I’m sure you would smell them, but unsure if the taste would carry over, and the bitterness.

Hmmmm… :idea:

Looked at the New Holland site. That does seem to be a scary drink. Whiskey with the bitterness of hops? A man’s gut would have to be lined with anti-corrosion in order to drink that it seems to me. Like drinking gin made from pine sap (which, personally, I believe it is).

If I (or we) are right in that flavor of the grain or the hops wouldn’t survive the distilling, then I wonder what, if anything, aging the 'shine with specialty grains POST distilling would give it? This I could actually try, as they sell 80p “moonshine” at my local liquor house. That 'shine is real neutral as far as flavor goes, and color is clear as water.

Oh well, I can’t find anything online to answer the question definitively either. Guess I’ll stick to beer. :cheers:

From what I’ve read, some of the flavor from the origional fermented product DOES carry over after distilling, but not much. Most commercial operations distill two or three times if they are making wiskey or vodka to get rid of all flavor. In the case of wiskey, they then age it in charred barrels to add that flavor into the final product. For brandies, they are careful to only distill once which concentrates the alcohol but still leave some grape charactor (the starting material is wine).

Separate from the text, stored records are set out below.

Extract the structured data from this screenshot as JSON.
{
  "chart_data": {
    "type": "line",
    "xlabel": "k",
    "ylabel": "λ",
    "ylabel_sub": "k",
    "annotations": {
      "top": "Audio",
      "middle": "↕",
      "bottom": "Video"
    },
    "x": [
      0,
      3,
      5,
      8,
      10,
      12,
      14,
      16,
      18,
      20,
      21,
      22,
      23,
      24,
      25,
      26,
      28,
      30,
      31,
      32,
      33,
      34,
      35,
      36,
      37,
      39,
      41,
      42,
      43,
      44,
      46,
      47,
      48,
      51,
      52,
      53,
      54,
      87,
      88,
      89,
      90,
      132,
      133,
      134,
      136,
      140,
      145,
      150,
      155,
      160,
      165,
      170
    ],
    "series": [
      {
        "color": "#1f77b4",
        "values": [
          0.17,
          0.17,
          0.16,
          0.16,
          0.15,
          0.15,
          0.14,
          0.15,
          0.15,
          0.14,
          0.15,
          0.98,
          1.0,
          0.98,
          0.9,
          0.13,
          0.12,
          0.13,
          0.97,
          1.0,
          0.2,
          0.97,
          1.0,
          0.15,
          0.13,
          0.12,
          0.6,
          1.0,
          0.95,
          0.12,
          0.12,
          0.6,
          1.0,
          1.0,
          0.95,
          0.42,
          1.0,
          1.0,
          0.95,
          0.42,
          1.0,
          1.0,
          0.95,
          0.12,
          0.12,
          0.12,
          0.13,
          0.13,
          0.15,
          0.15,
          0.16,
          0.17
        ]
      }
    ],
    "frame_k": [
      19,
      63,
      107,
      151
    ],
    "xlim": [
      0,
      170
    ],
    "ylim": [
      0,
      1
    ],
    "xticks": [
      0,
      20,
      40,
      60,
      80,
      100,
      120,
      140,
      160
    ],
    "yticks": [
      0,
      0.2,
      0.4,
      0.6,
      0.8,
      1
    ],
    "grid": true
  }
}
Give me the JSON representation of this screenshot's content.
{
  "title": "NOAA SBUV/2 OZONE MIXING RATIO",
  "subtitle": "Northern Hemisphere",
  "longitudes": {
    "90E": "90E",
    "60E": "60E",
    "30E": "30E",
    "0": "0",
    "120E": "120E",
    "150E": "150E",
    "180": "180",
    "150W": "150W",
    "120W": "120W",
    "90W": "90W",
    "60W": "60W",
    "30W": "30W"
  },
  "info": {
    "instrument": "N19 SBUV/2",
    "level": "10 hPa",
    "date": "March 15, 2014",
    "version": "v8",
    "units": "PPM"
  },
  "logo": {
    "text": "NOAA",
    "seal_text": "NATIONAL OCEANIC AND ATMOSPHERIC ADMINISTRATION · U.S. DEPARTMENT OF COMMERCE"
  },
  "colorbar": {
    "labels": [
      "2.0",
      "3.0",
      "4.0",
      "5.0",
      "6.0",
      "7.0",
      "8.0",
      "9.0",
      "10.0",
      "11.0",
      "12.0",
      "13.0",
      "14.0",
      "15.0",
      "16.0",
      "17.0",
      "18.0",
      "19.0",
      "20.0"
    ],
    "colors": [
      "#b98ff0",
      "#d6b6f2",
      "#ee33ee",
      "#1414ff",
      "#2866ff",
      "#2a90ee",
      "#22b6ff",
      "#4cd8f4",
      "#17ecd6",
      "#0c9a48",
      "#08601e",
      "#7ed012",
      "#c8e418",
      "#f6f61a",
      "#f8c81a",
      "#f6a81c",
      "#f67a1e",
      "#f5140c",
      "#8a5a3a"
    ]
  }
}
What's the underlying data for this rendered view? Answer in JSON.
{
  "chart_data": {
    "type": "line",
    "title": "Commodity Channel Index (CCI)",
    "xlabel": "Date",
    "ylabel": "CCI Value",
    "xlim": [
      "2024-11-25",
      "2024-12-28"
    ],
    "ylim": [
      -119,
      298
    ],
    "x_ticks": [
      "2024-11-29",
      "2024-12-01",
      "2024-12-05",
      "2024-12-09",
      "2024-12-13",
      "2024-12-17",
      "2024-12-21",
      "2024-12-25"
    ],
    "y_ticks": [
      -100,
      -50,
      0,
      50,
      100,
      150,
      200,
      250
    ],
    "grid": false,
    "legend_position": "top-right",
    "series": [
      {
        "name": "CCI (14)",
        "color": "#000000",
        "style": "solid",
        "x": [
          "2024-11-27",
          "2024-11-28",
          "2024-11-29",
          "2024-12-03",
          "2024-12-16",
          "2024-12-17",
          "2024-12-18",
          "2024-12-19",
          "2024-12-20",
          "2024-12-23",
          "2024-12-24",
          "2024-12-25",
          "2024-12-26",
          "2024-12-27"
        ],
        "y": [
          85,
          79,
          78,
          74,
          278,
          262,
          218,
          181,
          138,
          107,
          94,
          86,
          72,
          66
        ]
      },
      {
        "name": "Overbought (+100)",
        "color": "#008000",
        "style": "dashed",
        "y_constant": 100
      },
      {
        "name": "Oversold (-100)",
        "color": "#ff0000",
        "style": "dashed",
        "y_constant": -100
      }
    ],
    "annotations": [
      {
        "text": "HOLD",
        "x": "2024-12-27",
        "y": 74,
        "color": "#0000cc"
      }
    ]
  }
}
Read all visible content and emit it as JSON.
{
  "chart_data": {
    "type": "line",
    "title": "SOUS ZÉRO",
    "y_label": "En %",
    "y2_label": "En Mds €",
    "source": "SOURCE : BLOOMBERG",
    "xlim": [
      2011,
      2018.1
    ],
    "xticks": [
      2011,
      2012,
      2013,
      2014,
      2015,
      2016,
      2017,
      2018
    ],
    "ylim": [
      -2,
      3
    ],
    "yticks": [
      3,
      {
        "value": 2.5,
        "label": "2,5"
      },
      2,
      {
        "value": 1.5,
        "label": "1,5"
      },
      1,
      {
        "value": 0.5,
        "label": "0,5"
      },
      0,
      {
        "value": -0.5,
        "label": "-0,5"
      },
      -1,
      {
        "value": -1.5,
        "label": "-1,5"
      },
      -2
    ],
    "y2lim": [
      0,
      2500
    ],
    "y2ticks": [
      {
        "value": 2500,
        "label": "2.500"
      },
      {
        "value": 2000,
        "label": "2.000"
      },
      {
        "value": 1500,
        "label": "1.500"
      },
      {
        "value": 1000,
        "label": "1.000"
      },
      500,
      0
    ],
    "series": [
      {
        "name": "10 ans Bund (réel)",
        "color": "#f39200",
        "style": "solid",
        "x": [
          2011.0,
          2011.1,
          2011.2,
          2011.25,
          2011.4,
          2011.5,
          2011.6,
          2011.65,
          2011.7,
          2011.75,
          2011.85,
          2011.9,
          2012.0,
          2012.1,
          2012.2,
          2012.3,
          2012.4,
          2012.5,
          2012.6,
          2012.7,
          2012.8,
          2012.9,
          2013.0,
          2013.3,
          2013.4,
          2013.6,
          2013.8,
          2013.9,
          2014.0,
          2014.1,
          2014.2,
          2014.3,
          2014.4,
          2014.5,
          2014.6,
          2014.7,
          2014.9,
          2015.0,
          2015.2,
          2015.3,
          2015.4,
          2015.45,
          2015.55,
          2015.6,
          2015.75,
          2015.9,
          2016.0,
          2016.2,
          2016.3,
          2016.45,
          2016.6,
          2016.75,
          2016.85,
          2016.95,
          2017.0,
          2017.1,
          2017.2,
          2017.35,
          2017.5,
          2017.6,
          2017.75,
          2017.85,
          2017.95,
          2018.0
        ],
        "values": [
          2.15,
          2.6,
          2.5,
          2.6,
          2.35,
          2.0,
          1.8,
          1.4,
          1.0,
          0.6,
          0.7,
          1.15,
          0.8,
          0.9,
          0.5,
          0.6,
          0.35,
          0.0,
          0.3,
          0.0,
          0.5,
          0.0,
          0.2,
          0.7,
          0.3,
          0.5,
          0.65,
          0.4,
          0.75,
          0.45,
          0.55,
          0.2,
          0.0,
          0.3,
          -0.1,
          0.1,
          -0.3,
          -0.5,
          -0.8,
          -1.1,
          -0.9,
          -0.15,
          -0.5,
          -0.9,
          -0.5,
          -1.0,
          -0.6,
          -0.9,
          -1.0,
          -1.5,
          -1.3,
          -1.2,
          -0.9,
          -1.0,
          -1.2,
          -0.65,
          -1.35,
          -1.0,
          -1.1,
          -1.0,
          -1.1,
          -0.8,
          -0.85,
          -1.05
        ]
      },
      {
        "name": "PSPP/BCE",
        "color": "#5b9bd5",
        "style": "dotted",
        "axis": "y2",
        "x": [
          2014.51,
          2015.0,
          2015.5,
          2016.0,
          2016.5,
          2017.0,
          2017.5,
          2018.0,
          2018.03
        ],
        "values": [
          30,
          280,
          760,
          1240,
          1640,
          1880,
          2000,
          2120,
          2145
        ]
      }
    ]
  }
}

I toured the Jack Daniel’s distillery. When you walk the catwalk above the fermenting corn mash, you can smell it for sure. The tanks are open topped, and a cloud of CO2 floats on them. The tour guide had us swoop our hands into the CO2 cloud and bring it up for a whiff. Pure powerful corn mash smell, strong enough to clear the sinuses, like horseradish does. The short point of this long narrative is that ever after, I could really taste that fermenting corn mash in a shot of Jack.

Rogue has a distillery. Somewhere I read that they take a batch of Dead Guy and roll it across the parking lot to the still. It didn’t say whether it was a specially produced batch without hops though.

I made a “beer” for my father in law last summer. In a 5 gallon batch, the recipe called for 3 lbs of malt extract and a 5 lb bag of sugar. No hops. It called for a yeast cake. I used Red Star bread yeast. It tasted like cider. He said it tasted good and tasted like he remembered growing up down south. The recipe is supposedly what the moonshiners used before distilling the alcohol.

I changed the recipe a little. I used 6 lbs of dry malt, instead of the 3 lbs. That was the only change I made. That was a lot of sugar.

Guess that’s my two cents on this matter…

Lakefront Brewery and Great Lakes Distillery did a pumpkin beer / spirits collaboration this fall. I believe how it works is that Lakefront does all the brewing, then bottles some of it and carts some of it off to the distillery. The pumpkin flavor comes through strong in the spirit, much more so than I would have guessed is possible.

Charbay does a Bear Republic Racer 5 IPA based whiskey that I recently purchased. There are oak and unoaked version (I have the former) It is a very unique whiskey and the hops do come through with some green, spicey notes. A bit expensive but a unique product.

Did you find that in oklahoma? If so, mind telling me where you found it? That sounds interesting.